August 14, 2013

False Attack on Google Highlights the Web's "Idiot Echo Chamber"

There was (I like believe) a time when supposedly reputable news-oriented organizations made the effort to try independently verify "news" -- at least to the extent of verifying easily available materials -- before writing about or republishing items likely to inflame passions and falsely damage reputations.

Unfortunately, it seems that on the Web these days, if you figure you can capture some quick eyeballs and their connected clicks, accuracy is the least of your concerns.

This state of affairs creates what I've been calling the "idiot echo chamber" -- as usually idiotic accusations spurt out from a single source and then echo around the Net as purported facts -- when in reality they're nothing of the kind.

We've just been treated to another vivid example of this, courtesy (initially) of reliably Google-hating "Consumer Watchdog" and Putin's propaganda channel "Russia Today (RT)."

This sorry sequence began when Consumer Watchdog breathlessly proclaimed that Google had been caught in a legal brief proclaiming that "Gmail users have no expectation of privacy." RT picked up the story, and sites that we normally would consider to be reasonably reputable started echoing it without further investigation, playing on the current climate of government surveillance furor (and in many cases, related hyperbolic and unjustified paranoia).

Unfortunately for the fearmongers, there was a problem.

The specific quote and associated legal discussion didn't actually relate to Gmail users at all, and had been taken obviously and utterly out of context.

In fact, the language in question related specifically to third-parties sending email to Gmail users, not to Gmail users themselves.

We all know (or should know) that when you send email to someone, that someone normally has the right to process and use that email as they see fit. If you send email to a Gmail user, or a user of any other email system, that email becomes subject to that system's facilities for spam and phishing scanning, sorting, searching, saving, forwarding, redistribution, and all manner of other operations of the addressee's chosen email environment.

All Google was saying (in this ridiculous case where plaintiffs are insanely arguing that a Gmail user receiving email from a non-Gmail user shouldn't be able to use the full scope of Gmail functions), is that in normal cases the sender of email doesn't get to dictate what the receiving email system (and receiving user) does with it.

Any other interpretation would be both disingenuous and in any practical sense utterly ludicrous.

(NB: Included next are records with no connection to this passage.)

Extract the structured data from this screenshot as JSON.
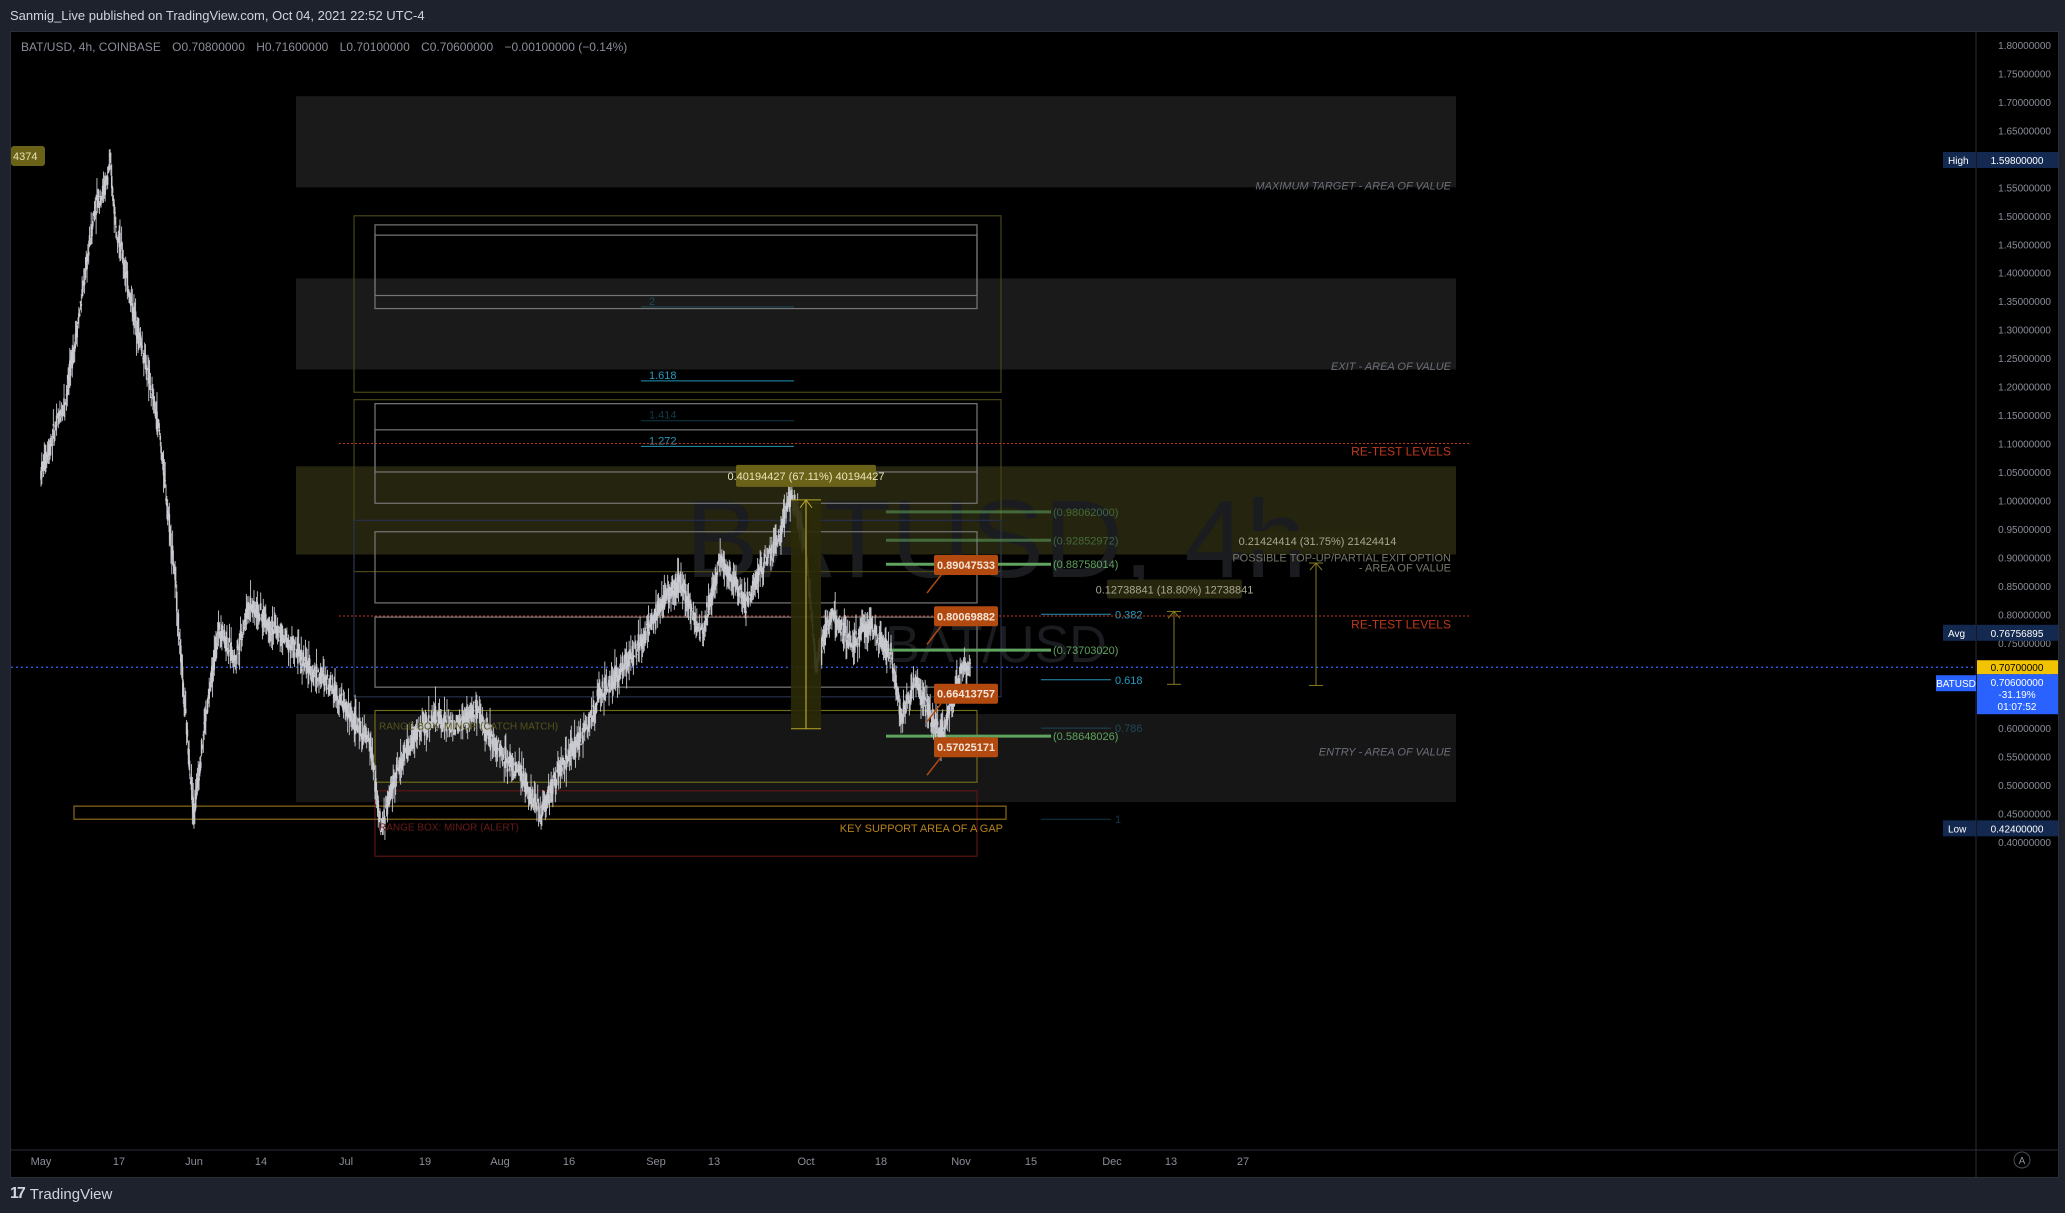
{
  "publisher_line": "Sanmig_Live published on TradingView.com, Oct 04, 2021 22:52 UTC-4",
  "brand": {
    "logo_mark": "17",
    "name": "TradingView"
  },
  "legend": {
    "symbol": "BAT/USD, 4h, COINBASE",
    "open": "O0.70800000",
    "high": "H0.71600000",
    "low": "L0.70100000",
    "close": "C0.70600000",
    "change": "−0.00100000 (−0.14%)"
  },
  "watermark": {
    "main": "BATUSD, 4h",
    "sub": "BAT/USD"
  },
  "price_tag_left": "4374",
  "colors": {
    "background": "#000000",
    "candle": "#c9cbd1",
    "fib_cyan": "#2aa3c9",
    "green_level": "#5fa35f",
    "retest_red": "#c0391b",
    "orange_label": "#b24a10",
    "yellow": "#a69a2a",
    "blue_line": "#2962ff",
    "current_price": "#f2c300"
  },
  "chart_data": {
    "type": "candlestick",
    "title": "BATUSD, 4h",
    "ylim": [
      0.38,
      1.81
    ],
    "x_ticks": [
      "May",
      "17",
      "Jun",
      "14",
      "Jul",
      "19",
      "Aug",
      "16",
      "Sep",
      "13",
      "Oct",
      "18",
      "Nov",
      "15",
      "Dec",
      "13",
      "27"
    ],
    "y_ticks": [
      "1.80000000",
      "1.75000000",
      "1.70000000",
      "1.65000000",
      "1.60000000",
      "1.55000000",
      "1.50000000",
      "1.45000000",
      "1.40000000",
      "1.35000000",
      "1.30000000",
      "1.25000000",
      "1.20000000",
      "1.15000000",
      "1.10000000",
      "1.05000000",
      "1.00000000",
      "0.95000000",
      "0.90000000",
      "0.85000000",
      "0.80000000",
      "0.75000000",
      "0.70000000",
      "0.65000000",
      "0.60000000",
      "0.55000000",
      "0.50000000",
      "0.45000000",
      "0.40000000"
    ],
    "price_path": [
      [
        "May 1",
        1.05
      ],
      [
        "May 6",
        1.18
      ],
      [
        "May 9",
        1.34
      ],
      [
        "May 12",
        1.52
      ],
      [
        "May 14",
        1.55
      ],
      [
        "May 15",
        1.59
      ],
      [
        "May 16",
        1.5
      ],
      [
        "May 19",
        1.36
      ],
      [
        "May 22",
        1.25
      ],
      [
        "May 25",
        1.12
      ],
      [
        "May 28",
        0.88
      ],
      [
        "May 30",
        0.65
      ],
      [
        "Jun 1",
        0.45
      ],
      [
        "Jun 3",
        0.6
      ],
      [
        "Jun 6",
        0.78
      ],
      [
        "Jun 9",
        0.72
      ],
      [
        "Jun 12",
        0.82
      ],
      [
        "Jun 16",
        0.78
      ],
      [
        "Jun 20",
        0.75
      ],
      [
        "Jun 24",
        0.7
      ],
      [
        "Jun 28",
        0.68
      ],
      [
        "Jul 2",
        0.62
      ],
      [
        "Jul 6",
        0.57
      ],
      [
        "Jul 8",
        0.42
      ],
      [
        "Jul 11",
        0.52
      ],
      [
        "Jul 15",
        0.59
      ],
      [
        "Jul 19",
        0.62
      ],
      [
        "Jul 23",
        0.6
      ],
      [
        "Jul 27",
        0.63
      ],
      [
        "Aug 1",
        0.56
      ],
      [
        "Aug 5",
        0.52
      ],
      [
        "Aug 9",
        0.45
      ],
      [
        "Aug 13",
        0.53
      ],
      [
        "Aug 17",
        0.58
      ],
      [
        "Aug 21",
        0.66
      ],
      [
        "Aug 25",
        0.7
      ],
      [
        "Aug 29",
        0.75
      ],
      [
        "Sep 2",
        0.82
      ],
      [
        "Sep 6",
        0.86
      ],
      [
        "Sep 10",
        0.76
      ],
      [
        "Sep 14",
        0.9
      ],
      [
        "Sep 16",
        0.87
      ],
      [
        "Sep 19",
        0.82
      ],
      [
        "Sep 22",
        0.88
      ],
      [
        "Sep 25",
        0.92
      ],
      [
        "Sep 28",
        1.01
      ],
      [
        "Oct 1",
        0.92
      ],
      [
        "Oct 3",
        0.71
      ],
      [
        "Oct 6",
        0.8
      ],
      [
        "Oct 10",
        0.75
      ],
      [
        "Oct 14",
        0.78
      ],
      [
        "Oct 18",
        0.73
      ],
      [
        "Oct 20",
        0.62
      ],
      [
        "Oct 23",
        0.68
      ],
      [
        "Oct 26",
        0.62
      ],
      [
        "Oct 28",
        0.59
      ],
      [
        "Oct 30",
        0.64
      ],
      [
        "Nov 1",
        0.7
      ],
      [
        "Nov 3",
        0.71
      ]
    ],
    "fib_levels_cyan": [
      {
        "label": "2",
        "value": 1.34
      },
      {
        "label": "1.618",
        "value": 1.21
      },
      {
        "label": "1.414",
        "value": 1.14
      },
      {
        "label": "1.272",
        "value": 1.095
      },
      {
        "label": "0.382",
        "value": 0.8
      },
      {
        "label": "0.618",
        "value": 0.685
      },
      {
        "label": "0.786",
        "value": 0.6
      },
      {
        "label": "1",
        "value": 0.44
      }
    ],
    "green_levels": [
      {
        "label": "(0.98062000)",
        "value": 0.98
      },
      {
        "label": "(0.92852972)",
        "value": 0.93
      },
      {
        "label": "(0.88758014)",
        "value": 0.888
      },
      {
        "label": "(0.73703020)",
        "value": 0.737
      },
      {
        "label": "(0.58648026)",
        "value": 0.586
      }
    ],
    "orange_labels": [
      {
        "label": "0.89047533",
        "value": 0.89
      },
      {
        "label": "0.80069882",
        "value": 0.8
      },
      {
        "label": "0.66413757",
        "value": 0.664
      },
      {
        "label": "0.57025171",
        "value": 0.57
      }
    ],
    "measure_boxes": [
      {
        "label": "0.40194427 (67.11%) 40194427",
        "from": 0.599,
        "to": 1.001
      },
      {
        "label": "0.12738841 (18.80%) 12738841",
        "from": 0.677,
        "to": 0.805
      },
      {
        "label": "0.21424414 (31.75%) 21424414",
        "from": 0.675,
        "to": 0.89
      }
    ],
    "zone_labels": {
      "max_target": "MAXIMUM TARGET - AREA OF VALUE",
      "exit": "EXIT - AREA OF VALUE",
      "entry": "ENTRY - AREA OF VALUE",
      "possible_topup_1": "POSSIBLE TOP-UP/PARTIAL EXIT OPTION",
      "possible_topup_2": "- AREA OF VALUE",
      "retest": "RE-TEST LEVELS",
      "key_support": "KEY SUPPORT AREA OF A GAP",
      "range_minor_catch": "RANGE BOX: MINOR  (CATCH MATCH)",
      "range_minor_alert": "RANGE BOX: MINOR (ALERT)"
    },
    "price_tags": {
      "high_label": "High",
      "high_value": "1.59800000",
      "avg_label": "Avg",
      "avg_value": "0.76756895",
      "current_value": "0.70700000",
      "symbol_label": "BATUSD",
      "last_value": "0.70600000",
      "change_pct": "-31.19%",
      "countdown": "01:07:52",
      "low_label": "Low",
      "low_value": "0.42400000"
    },
    "current_price": 0.707
  },
  "scale_button": "A"
}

If news sites had bothered to take a few minutes to inspect the actual court filing (widely available online), they should have immediately noticed that the section of the filing containing the supposedly controversial statement specifically related to non-Gmail users' expectations, and so in reality wasn't a controversial statement at all -- simply common sense and widely accepted practice.

I don't really expect any better from Consumer Watchdog or Putin's RT. But it seems reasonable to at least hope for more sense from mainstream news and other websites who portray themselves as accurate sources of information.

Here's some free advice for those latter sites. The next time you see a story on your screen -- regarding any topic -- that seems so outrageously controversial that you just know it will attract viewers like flies to honey no matter how inaccurate it is, please consider doing yourselves and your audiences a favor -- and spend a bit of time thinking about whether or not the story really makes any sense -- and then try to do at least a modicum of investigation and confirmation before dumping it onto your own websites.

Yes, you may give up some clicks in the short run, but at least you won't keep renewing your starring roles in the "idiot echo chamber" deluxe.

--Lauren--
(Disclaimer: I'm an occasional consultant to Google. My postings would be exactly the same if I weren't.)